I see the appeal in New Year’s resolutions. We make them out of the desire to better our lives. I get it. Really, I do! Who doesn’t want to be in better shape, richer or travel more? I’m on board… but I have made those resolutions and failed… year after year. I’ve failed because I am a HUGE procrastinator, an excessive shopper and my choices (due to my incredible personality) are normally not that smart… so this is what I have decided. I’m not going to sit here and rattle on with resolutions on how to better my life – due to society’s skewed views – this year… instead I’m looking back on 2012 and taking in what the last 365 days have taught me and I’m going to figure out a way for me to do more things right than wrong this year. I’ve put together a list that will help me to become a(n – even) better person… or at least that’s what I’m hoping.

  • To start with the typical one that will make me a healthier person – working out. Admittedly, I do always feel better after I work out. I like people and life a whole lot more when I’m not sitting on my butt watching reality tv and stuffing my face full of Lay’s potato chips. Working out improves my attitude which in turn makes me a better person… see full circle.
  • Along with the being healthier goal, I’m going to work on my confidence this year. No more looking in the mirror and feeling even the slightest bit of disappointment.
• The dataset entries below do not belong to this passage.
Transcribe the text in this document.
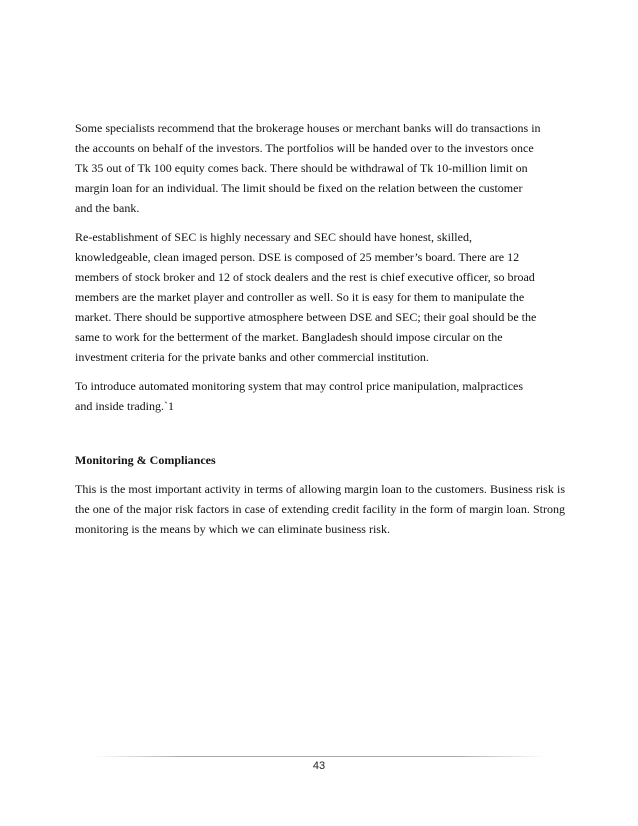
Some specialists recommend that the brokerage houses or merchant banks will do transactions in
the accounts on behalf of the investors. The portfolios will be handed over to the investors once
Tk 35 out of Tk 100 equity comes back. There should be withdrawal of Tk 10-million limit on
margin loan for an individual. The limit should be fixed on the relation between the customer
and the bank.
Re-establishment of SEC is highly necessary and SEC should have honest, skilled,
knowledgeable, clean imaged person. DSE is composed of 25 member’s board. There are 12
members of stock broker and 12 of stock dealers and the rest is chief executive officer, so broad
members are the market player and controller as well. So it is easy for them to manipulate the
market. There should be supportive atmosphere between DSE and SEC; their goal should be the
same to work for the betterment of the market. Bangladesh should impose circular on the
investment criteria for the private banks and other commercial institution.
To introduce automated monitoring system that may control price manipulation, malpractices
and inside trading.`1
Monitoring & Compliances
This is the most important activity in terms of allowing margin loan to the customers. Business risk is the one of the major risk factors in case of extending credit facility in the form of margin loan. Strong monitoring is the means by which we can eliminate business risk.
43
This goes for everyone – we are programmed to be hard on ourselves and it’s not necessarily what everyone else is seeing when they look at us – so I’m going to be as generous towards my own reflection as I am towards those of my best friends.
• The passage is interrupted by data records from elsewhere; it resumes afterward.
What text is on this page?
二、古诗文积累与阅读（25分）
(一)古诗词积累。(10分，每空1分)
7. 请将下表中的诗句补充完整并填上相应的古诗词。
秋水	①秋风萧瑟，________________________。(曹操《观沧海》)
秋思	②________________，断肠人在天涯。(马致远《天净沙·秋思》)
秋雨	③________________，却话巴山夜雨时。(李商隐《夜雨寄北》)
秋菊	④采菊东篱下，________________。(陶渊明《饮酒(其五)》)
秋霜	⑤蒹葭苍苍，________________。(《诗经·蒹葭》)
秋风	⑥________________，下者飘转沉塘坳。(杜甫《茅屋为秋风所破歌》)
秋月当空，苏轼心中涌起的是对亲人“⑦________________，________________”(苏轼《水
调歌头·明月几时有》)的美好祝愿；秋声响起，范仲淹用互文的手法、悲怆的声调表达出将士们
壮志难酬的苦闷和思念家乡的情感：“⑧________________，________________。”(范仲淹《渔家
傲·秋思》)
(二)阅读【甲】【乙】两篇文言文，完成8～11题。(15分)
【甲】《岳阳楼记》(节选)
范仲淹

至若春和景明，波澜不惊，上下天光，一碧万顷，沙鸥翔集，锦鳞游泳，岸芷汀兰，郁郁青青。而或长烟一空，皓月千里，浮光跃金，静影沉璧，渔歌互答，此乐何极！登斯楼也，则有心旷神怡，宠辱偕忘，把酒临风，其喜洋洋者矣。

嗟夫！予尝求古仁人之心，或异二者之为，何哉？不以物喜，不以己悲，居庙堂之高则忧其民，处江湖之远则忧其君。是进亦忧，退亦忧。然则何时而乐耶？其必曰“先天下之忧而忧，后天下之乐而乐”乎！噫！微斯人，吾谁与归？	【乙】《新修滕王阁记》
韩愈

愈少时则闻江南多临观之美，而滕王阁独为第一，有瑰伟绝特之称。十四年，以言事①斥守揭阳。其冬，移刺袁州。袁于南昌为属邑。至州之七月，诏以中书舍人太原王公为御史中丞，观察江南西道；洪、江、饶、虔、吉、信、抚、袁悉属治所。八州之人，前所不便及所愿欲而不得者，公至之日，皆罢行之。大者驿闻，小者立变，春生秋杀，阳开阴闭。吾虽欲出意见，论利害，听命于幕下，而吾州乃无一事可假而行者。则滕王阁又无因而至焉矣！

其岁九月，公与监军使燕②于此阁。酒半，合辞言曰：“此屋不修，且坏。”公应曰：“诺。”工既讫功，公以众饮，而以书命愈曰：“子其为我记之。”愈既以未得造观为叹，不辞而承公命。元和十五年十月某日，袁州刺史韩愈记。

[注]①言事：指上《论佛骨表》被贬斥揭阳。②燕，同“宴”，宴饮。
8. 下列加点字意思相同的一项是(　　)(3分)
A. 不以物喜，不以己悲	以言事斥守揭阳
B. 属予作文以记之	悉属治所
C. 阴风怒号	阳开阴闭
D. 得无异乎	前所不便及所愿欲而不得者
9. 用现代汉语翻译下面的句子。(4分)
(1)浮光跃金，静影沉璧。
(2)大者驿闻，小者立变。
  • No more comparisons. I don’t know if this happens to you guys, but at the end of every year I like to reflect on what I actually accomplished that year. Did I do enough? I mean naturally I compare my year and accomplishments to others but from here on out I’m done comparing my life to others… I am so blessed with a fantastic family and great friends and I have so much therefore I am donezo. No more feeling ungrateful!
  • I’m going to be more accepting of change this year. I’ve learned more than ever this year that this is one of the biggest things that happens in our 20s! My jobs have changed, cities change and friendships change… my outlook on success and love have changed. Some of my closest friends from childhood are changing into parents and my parents have changed into being two of my closest friends. Things are changing all around me at all times – so this year I’m going to be more open to it… it is going to happen whether I like it or not so why not jump on that bandwagon willingly?
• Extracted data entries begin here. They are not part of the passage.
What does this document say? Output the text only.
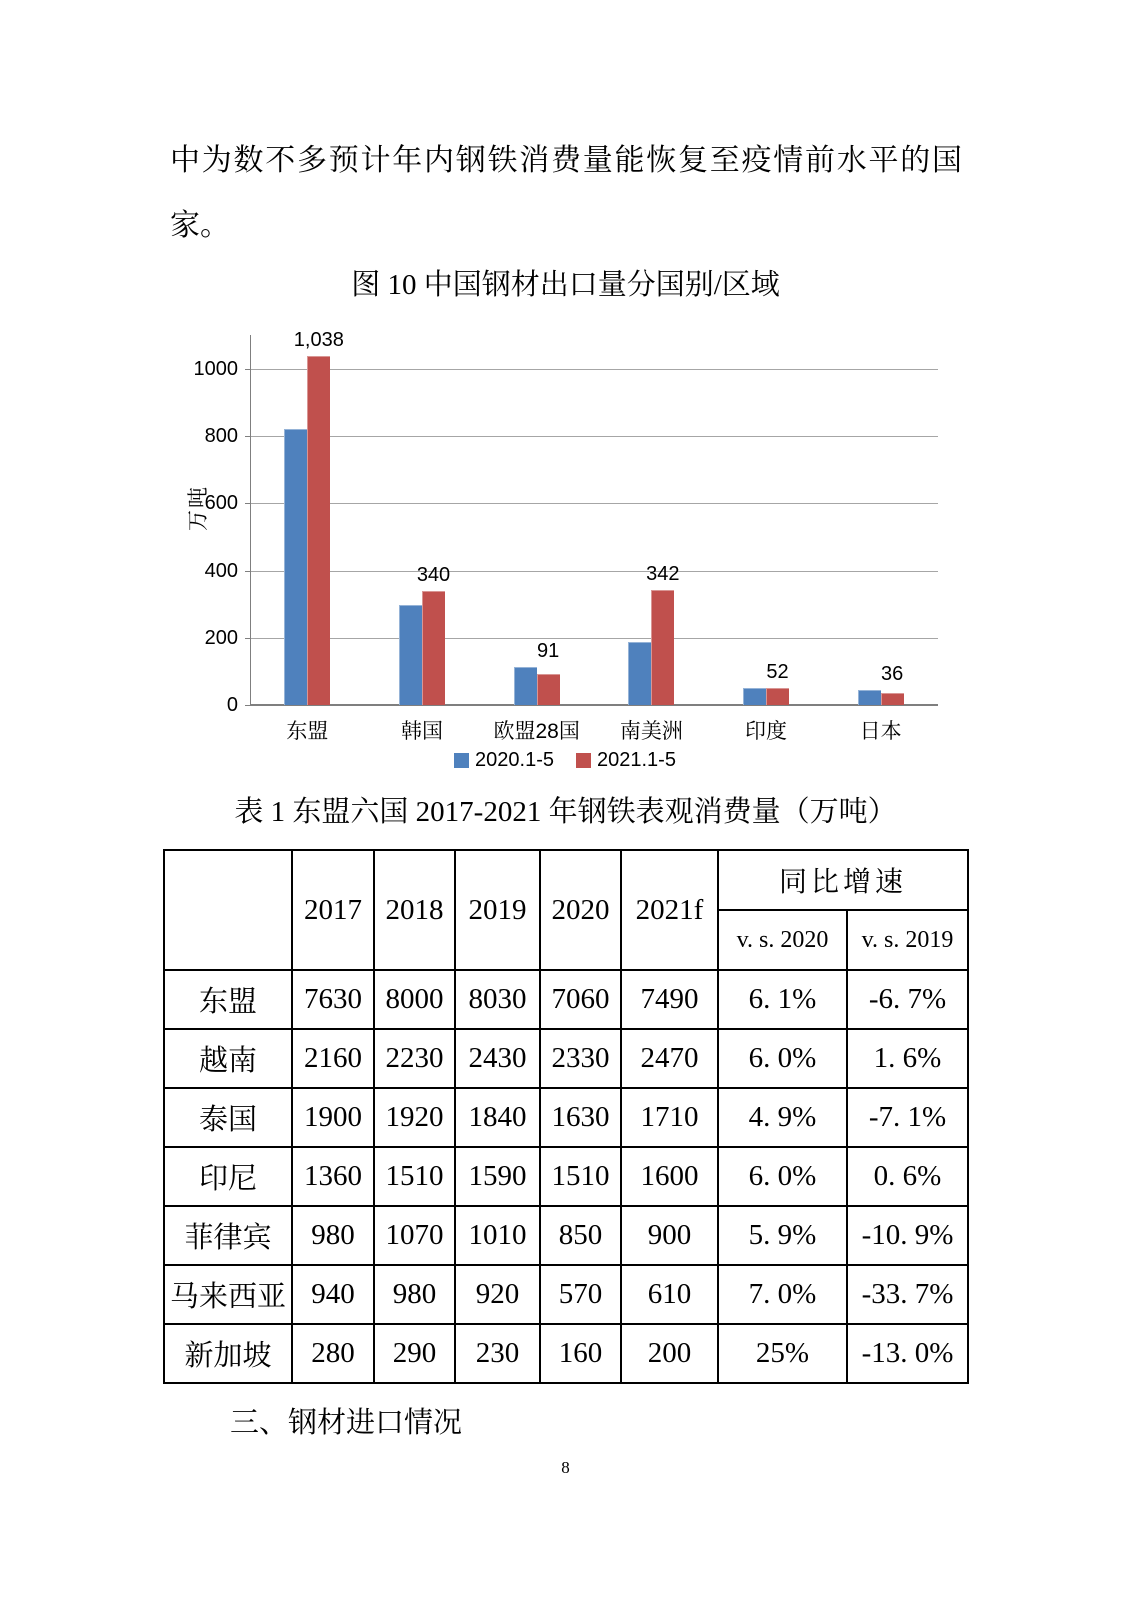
中为数不多预计年内钢铁消费量能恢复至疫情前水平的国
家。
图 10 中国钢材出口量分国别/区域
万吨
2020.1-5 2021.1-5
0
200
400
600
800
1000
1,038
东盟
340
韩国
91
欧盟28国
342
南美洲
52
印度
36
日本
表 1 东盟六国 2017-2021 年钢铁表观消费量（万吨）
	2017	2018	2019	2020	2021f	同比增速	
						v. s. 2020	v. s. 2019
东盟	7630	8000	8030	7060	7490	6. 1%	-6. 7%
越南	2160	2230	2430	2330	2470	6. 0%	1. 6%
泰国	1900	1920	1840	1630	1710	4. 9%	-7. 1%
印尼	1360	1510	1590	1510	1600	6. 0%	0. 6%
菲律宾	980	1070	1010	850	900	5. 9%	-10. 9%
马来西亚	940	980	920	570	610	7. 0%	-33. 7%
新加坡	280	290	230	160	200	25%	-13. 0%
三、钢材进口情况
8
  • I know that there will be some days this year when – even though I’m surrounded by people and things that I love – I will feel completely alone. I felt it so many times this past year and I know now that it’s just a glitch. Just a skip in the song that is my life. I understand that life isn’t easy… it’s just that no one really said that it would be this hard. More than a few times this year the hard was a hell of a lot harder than I thought it could be but we can’t go back… we gotta keep going and that’s what I’m doing. Waiting for that song to end and for the next one to begin.
  • Sometimes silence can be amazing. I talk… a whole lot and in 2013 I’m going to do a better job  of just sitting there quietly and listening.[ I’m probably going to learn a crap ton by doing this!]
  • Look at life with a new set of {less critical} eyes. One of my best friends has this amazing trait. She sees goodness… in everyone. I’ve never been one of those people and I admire this in her. So I’m going to give it a go. I’m going to give people the benefit of the doubt and try to be a little bit more optimistic and a little less judgmental. Along with this seeing people in a new light, I’m going to work on forgiveness this year too. 2012 offered me a lot of opportunity to forgive. I’ve found that it’s easy to let your anger and unhappiness just chill inside but I’m not going to let that happen anymore. I’m going to feel it and fix it.
  • Last on this list (but definitely not the last thing I’m going to work on to make myself a better person) is that I want to be more present this year. I get caught up in a lot of crap… often and I ignore things and moments that turn out to be important later on. I guess we never really know what’s important at the time it’s happening so I’m going to try to do a better job of living each moment so I don’t end up taking time or anything else for granted.

Like I said at the beginning, my ultimate goal is to do more things right this year. I do a whole lot of things wrong the first time around and the hope is that it does get better the next time and I am saying with confidence that it will this year.  If I do all I can to better myself or achieve my goals and I succeed… or fail miserably, it’s ok because it’s mine. I’m owning it because I am in control of my own outcome. Right now, is the time of our lives and I have every intention of living it well. So happy happy New Year guys – I can’t wait to see what my resolution-less 2013 will bring!